The unsteady viscous flow induced by streamwise-travelling waves of spanwise wall velocity in an incompressible laminar channel flow is investigated. Wall waves belonging to this category have found important practical applications, such as microfluidic flow manipulation via electro-osmosis and surface acoustic forcing and reduction of wall friction in turbulent wall-bounded flows. An analytical solution composed of the classical streamwise Poiseuille flow and a spanwise velocity profile described by the parabolic cylinder function is found. The solution depends on the bulk Reynolds number R, the scaled streamwise wavelength  λ , and the scaled wave phase speed U. Numerical solutions are discussed for various combinations of these parameters.

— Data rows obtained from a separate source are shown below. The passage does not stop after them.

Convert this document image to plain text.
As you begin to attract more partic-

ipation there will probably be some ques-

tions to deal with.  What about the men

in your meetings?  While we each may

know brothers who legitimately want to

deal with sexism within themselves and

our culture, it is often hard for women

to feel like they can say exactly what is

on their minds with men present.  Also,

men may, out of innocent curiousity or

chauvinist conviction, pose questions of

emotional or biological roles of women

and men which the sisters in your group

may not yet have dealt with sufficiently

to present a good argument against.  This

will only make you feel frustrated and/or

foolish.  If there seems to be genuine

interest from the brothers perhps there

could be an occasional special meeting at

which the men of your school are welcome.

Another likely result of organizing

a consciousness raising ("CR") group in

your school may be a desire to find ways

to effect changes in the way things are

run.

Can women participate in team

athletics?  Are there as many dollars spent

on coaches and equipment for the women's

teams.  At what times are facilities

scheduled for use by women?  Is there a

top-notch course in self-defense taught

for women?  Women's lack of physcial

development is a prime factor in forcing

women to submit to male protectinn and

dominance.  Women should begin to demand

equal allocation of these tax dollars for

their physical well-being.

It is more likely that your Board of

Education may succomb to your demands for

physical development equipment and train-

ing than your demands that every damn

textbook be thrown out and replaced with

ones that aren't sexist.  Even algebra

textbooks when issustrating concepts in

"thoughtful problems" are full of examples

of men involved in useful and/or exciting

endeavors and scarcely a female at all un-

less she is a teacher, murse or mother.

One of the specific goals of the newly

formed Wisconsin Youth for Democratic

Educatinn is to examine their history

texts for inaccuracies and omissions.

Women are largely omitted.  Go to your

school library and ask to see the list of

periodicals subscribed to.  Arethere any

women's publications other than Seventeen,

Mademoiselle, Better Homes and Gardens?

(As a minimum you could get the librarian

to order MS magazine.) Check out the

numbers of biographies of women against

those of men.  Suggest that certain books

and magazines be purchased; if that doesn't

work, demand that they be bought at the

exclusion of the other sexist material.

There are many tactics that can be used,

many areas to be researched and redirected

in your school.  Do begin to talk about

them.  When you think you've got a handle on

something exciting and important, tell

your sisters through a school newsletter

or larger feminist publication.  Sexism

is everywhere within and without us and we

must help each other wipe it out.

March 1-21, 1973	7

The flow is studied by the boundary-layer theory, thereby revealing the dominant physical balances and quantifying the thickness of the near-wall spanwise flow. The Wentzel-Kramers-Brillouin-Jeffreys (WKBJ) theory is also employed to obtain an analytical solution, which is valid across the whole channel. For positive wave speeds which are smaller than or equal to the maximum streamwise velocity, a turning-point behaviour emerges through the WKBJ analysis. Between the wall and the turning point, the wall-normal viscous effects are balanced solely by the convection driven by the wall forcing, while between the turning point and the centreline, the Poiseuille convection balances the wall-normal diffusion. At the turning point, the Poiseuille convection and the convection from the wall forcing cancel each other out, which leads to a constant viscous stress and to the break down of the WKBJ solution. This flow regime is analysed through a WKBJ composite expansion and the Langer method. The Langer solution is simpler and more accurate than the WKBJ composite solution, while the latter quantifies the thickness of the turning-point region. We also discuss how these waves can be generated via surface acoustic forcing and electro-osmosis and propose their use as microfluidic flow mixing devices. For the electro-osmosis case, the Helmholtz-Smoluchowski velocity at the edge of the Debye-Hückel layer, which drives the bulk electrically neutral flow, is obtained by matched asymptotic expansion.